History of North America

What does the right of states to limit power federal government mean?

The right of states to limit the power of the federal government is a fundamental principle of American federalism. It is based on the idea that the federal government should only have the powers that are specifically delegated to it by the Constitution, and that all other powers are reserved to the states.

This principle is reflected in the Tenth Amendment to the Constitution, which states:

> "The powers not delegated to the United States by the Constitution, nor prohibited by it to the States, are reserved to the States respectively, or to the people."

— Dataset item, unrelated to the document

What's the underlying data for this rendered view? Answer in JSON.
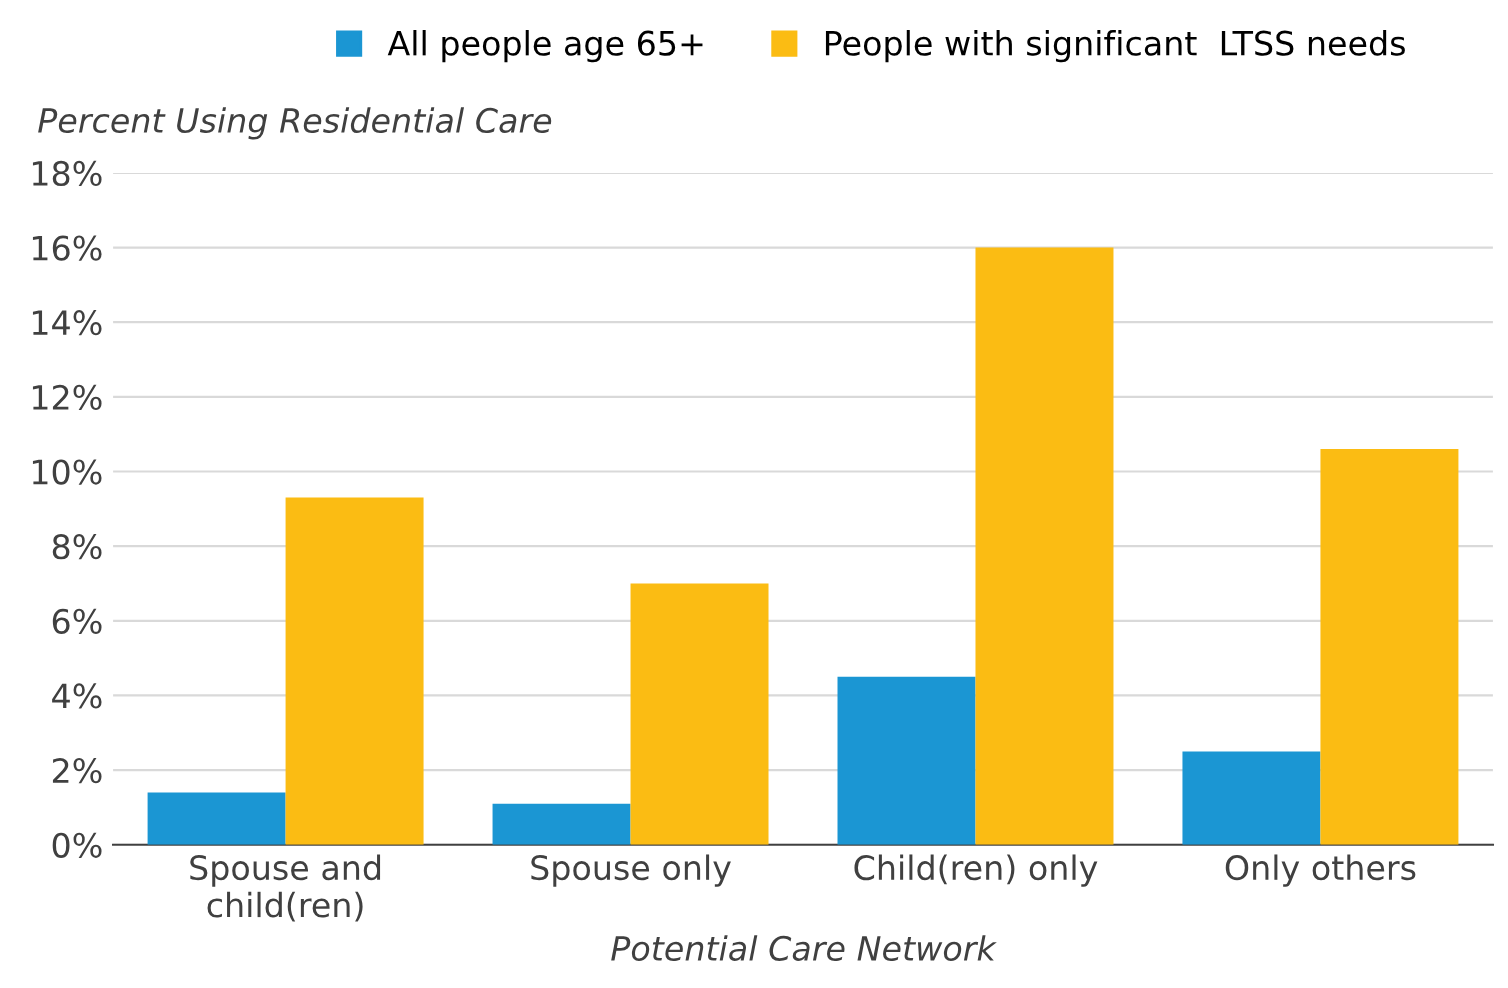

In other words, the federal government can only exercise the powers that are explicitly listed in the Constitution. Any powers that are not listed in the Constitution are reserved to the states or to the people.

This principle has been upheld by the Supreme Court in numerous cases. For example, in the case of _McCulloch v. Maryland_ (1819), the Supreme Court ruled that the federal government could not create a national bank because the Constitution did not specifically delegate that power to the federal government. In the case of _United States v. Lopez_ (1995), the Supreme Court ruled that the federal government could not regulate gun-free school zones because the Constitution did not specifically delegate that power to the federal government.

The right of states to limit the power of the federal government is an important safeguard against the abuse of power by the federal government. It ensures that the federal government does not become too powerful and that the states retain their autonomy.